The labour force depends on two factors: the working age population and the percentage of this that is active (the participation rate). Recent dynamics in both variables by demographic group (nationality, age and gender) help us to understand the reduction in the labour force and to project its trend over the medium term.
A breakdown of the reduction in the labour force between 2011 and 2015 by nationality (see the first graph) reveals the sharp fall in foreign workers while Spanish workers saw a slight decline and those with dual nationality an increase. However, this slight reduction in the Spanish labour force hides a highly disparate trend depending on gender and age (see the second graph). The smaller share of younger generations caused the drop in the labour force in the age range between 25 and 341 while the participation rate of the group aged between 16 and 24 fell significantly, which would be positive if, subsequently, this led to a more highly trained labour force.

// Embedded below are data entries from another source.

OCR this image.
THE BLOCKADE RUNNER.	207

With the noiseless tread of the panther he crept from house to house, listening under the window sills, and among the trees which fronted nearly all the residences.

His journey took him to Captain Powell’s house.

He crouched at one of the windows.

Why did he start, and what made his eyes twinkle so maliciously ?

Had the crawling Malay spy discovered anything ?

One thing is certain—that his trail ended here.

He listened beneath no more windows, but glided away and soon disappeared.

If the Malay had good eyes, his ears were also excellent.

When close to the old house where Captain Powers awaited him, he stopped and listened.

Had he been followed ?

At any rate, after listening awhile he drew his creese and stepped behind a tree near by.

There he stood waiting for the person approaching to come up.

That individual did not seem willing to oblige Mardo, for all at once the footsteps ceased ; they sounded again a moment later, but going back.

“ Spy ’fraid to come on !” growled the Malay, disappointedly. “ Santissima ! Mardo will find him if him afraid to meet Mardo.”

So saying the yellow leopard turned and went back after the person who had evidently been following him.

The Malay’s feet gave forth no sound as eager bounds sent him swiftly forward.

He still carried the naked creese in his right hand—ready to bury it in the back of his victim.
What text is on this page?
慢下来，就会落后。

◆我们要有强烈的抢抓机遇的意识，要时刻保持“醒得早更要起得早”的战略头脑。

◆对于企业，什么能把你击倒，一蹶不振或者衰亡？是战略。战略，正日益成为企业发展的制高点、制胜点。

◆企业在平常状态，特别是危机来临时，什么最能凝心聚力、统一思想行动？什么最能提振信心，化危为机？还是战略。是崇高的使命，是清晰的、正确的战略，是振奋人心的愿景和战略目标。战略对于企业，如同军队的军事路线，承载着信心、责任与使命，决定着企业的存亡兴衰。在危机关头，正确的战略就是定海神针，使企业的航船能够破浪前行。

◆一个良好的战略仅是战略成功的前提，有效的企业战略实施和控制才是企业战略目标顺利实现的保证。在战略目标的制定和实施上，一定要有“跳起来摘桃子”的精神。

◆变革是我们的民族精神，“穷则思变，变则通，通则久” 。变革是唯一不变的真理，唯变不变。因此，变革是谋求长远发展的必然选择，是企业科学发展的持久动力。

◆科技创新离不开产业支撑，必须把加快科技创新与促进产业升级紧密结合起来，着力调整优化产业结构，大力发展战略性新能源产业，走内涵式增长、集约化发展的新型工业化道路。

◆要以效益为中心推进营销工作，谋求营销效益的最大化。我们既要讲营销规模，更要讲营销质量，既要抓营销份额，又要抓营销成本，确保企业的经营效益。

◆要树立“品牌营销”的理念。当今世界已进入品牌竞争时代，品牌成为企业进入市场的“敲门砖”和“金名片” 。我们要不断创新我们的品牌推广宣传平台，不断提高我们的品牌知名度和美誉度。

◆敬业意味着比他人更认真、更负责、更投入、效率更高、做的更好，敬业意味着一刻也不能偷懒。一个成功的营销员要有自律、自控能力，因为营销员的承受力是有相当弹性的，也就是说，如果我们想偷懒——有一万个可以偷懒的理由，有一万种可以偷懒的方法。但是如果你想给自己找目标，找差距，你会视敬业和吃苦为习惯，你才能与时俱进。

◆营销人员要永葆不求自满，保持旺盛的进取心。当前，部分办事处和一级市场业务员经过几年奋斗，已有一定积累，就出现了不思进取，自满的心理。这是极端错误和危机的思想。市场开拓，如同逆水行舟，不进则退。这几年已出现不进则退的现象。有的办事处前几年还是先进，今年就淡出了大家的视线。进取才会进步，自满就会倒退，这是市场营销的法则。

This withdrawal among the younger labour force was offset by a rise in older members, increasing because the population volume for this age range also increased, as well as the participation rate of women aged over 35 and men aged over 55.
Based on population projections by the INE and three different hypotheses on the participation rate, we can estimate three scenarios for the trend in the labour force over the next five years (see the third graph).2 The first assumes that participation rates remain stable at the levels of 2015. As a result of the ageing population, the labour force would shrink by more than 800,000 people up to 2020. The second scenario assumes a slight increase in the participation rate of middle aged women and especially a rise in the participation rate of individuals over 55, bringing it close to the pattern observed in other euro area countries. This scenario, which we believe to be the most plausible, would lead to an increase in the labour force 400,000 people. The third scenario assumes larger increases in the participation rate and, consequently, the labour force. From this exercise we can see that, in spite of the share of the young population decreasing, the increases expected in the participation rate of the older groups, especially among women, will ensure that the labour force will continue to grow in the medium term.
1. Emigration barely contributed to this reduction.
2. In the three scenarios, the change in the population aged over 16 between 2015 and 2020, of 100,000 people in total, is based on INE projections. The hypotheses for the participation rate have been produced using a total of 30 groups in the analysis: comparing five age ranges (16-24, 25-34, 35-44, 45-54 and 55+), three nationalities (Spanish, dual and foreign) and two genders (male and female).